When Edmund enters the kitchen and sees her, he freezes, the excitement in him deflating.

"Good Morning, Su."

"Morning," she says stiffly, squirming under his dark gaze and feeling guilty for what she said to him last week, but she quickly pushes that from her mind.

"Feeling better?" She asks him as he spreads jam on the toast he just made.

He leans against the counter and eats an entire piece of toast before answering, "Mostly."

They lapse into silence, that once never existed but was filled with discussion, laughter, and teasing. He cleans up his breakfast before turning to her again.

"You should come with us, Su," he says quietly and his eyes soft.

"No, no I can't do that Edmund. Please don't ask that of me," she says just as quietly but her eyes are flashing angrily.

He sighs. "I love you," he tells her. He leaves the room before she can pull herself together to say anything back.

Thirty minutes later she watches them pile into Peter's rickety car. Edmund is forever teasing Peter about his car, dubbing it The Old Man. The car pulls away with Peter with his shoes, Edmund with food in his stomach, and Lucy with her smile.


She gets the calls two hours later. With shaking hands she dials a friend's number, and they drive her to the scene with empty reassurances all the way.

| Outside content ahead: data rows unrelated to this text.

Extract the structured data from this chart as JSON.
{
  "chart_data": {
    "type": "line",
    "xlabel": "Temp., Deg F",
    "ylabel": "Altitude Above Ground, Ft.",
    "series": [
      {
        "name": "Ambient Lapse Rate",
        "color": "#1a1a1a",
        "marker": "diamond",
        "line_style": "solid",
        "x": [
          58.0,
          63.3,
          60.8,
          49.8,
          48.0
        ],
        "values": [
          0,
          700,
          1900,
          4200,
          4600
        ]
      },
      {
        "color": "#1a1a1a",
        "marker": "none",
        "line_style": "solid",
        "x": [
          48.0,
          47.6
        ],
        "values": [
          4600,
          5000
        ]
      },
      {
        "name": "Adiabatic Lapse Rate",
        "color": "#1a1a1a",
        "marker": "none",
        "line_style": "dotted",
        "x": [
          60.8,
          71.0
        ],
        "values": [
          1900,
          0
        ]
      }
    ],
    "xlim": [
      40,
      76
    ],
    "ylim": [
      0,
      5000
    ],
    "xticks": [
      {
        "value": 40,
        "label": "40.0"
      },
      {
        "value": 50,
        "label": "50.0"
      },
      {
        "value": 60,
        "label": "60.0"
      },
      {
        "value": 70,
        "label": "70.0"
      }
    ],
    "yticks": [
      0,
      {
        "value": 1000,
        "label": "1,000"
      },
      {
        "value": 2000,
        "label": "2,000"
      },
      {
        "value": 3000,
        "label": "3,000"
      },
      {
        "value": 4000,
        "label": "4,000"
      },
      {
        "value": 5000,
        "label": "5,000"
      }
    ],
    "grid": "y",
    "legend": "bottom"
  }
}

When they arrive she doesn't hear her other friend's words, everything seems in slow motion as she steps out of the car and slams the door shut.

Everything is in chaos, and she steps over piece of rubble after piece of rubble and body after body, and pushes through relatives and friends. She screams for her brothers and sister.

She pushes, and pushes until she spots the all too familiar pairing of black and gold hair five feet away. Her breath catches in her throat as she runs towards them, tears streaming down her face.

When she reaches them, her heart stops for a moment when she sees them, and their condition, knowing they were gone, there was no way they could possibly be alive.

Edmund lying with his head on Peter's chest and his hand fisted in his shirt. Lucy curled against Peter's side. Peter flat on his back, with his arms wrapped around both of them, his face buried in Edmund's forever messy hair.

Their positions identical to the night they fell asleep in the same bed, the night she had called Edmund a traitor and he'd looked at her like she'd punched him in the gut. He had left the house soon after that, a few hours went by and he still hadn't come home so Peter went looking for him. Sometime after dinner Peter returned with wet, cold, and ill Edmund.

Tears streamed down her face as she desperately wished the image burning in her eyes before her was her beloved brothers and sister falling asleep together in Peter's bed, comforting each other. She desperately wished the image was not marred by a piece of metal pierced through Edmund and Peter's sides, protecting each other right until the end. She desperately wished the image was not marred by the bloody gashes on Lucy's face and chest, and the scrapes on her hands in knees from crawling to her older brothers.

She falls to her knees and crawls over to Edmund, placing his head in her lap, stroking his hair, repeating, "sorry, sorry, sorry". She wishes she had told him she loved him too earlier that morning. She kisses Peter on the forehead, and caresses his cheek. She holds Lucy's hand and smoothes her dress. She doesn't know how long she sits there.

All she remembers is her friend's voice coming softly from above her, "Susan". All she remembers is being lifted to her feet, guided to the car, and driven home.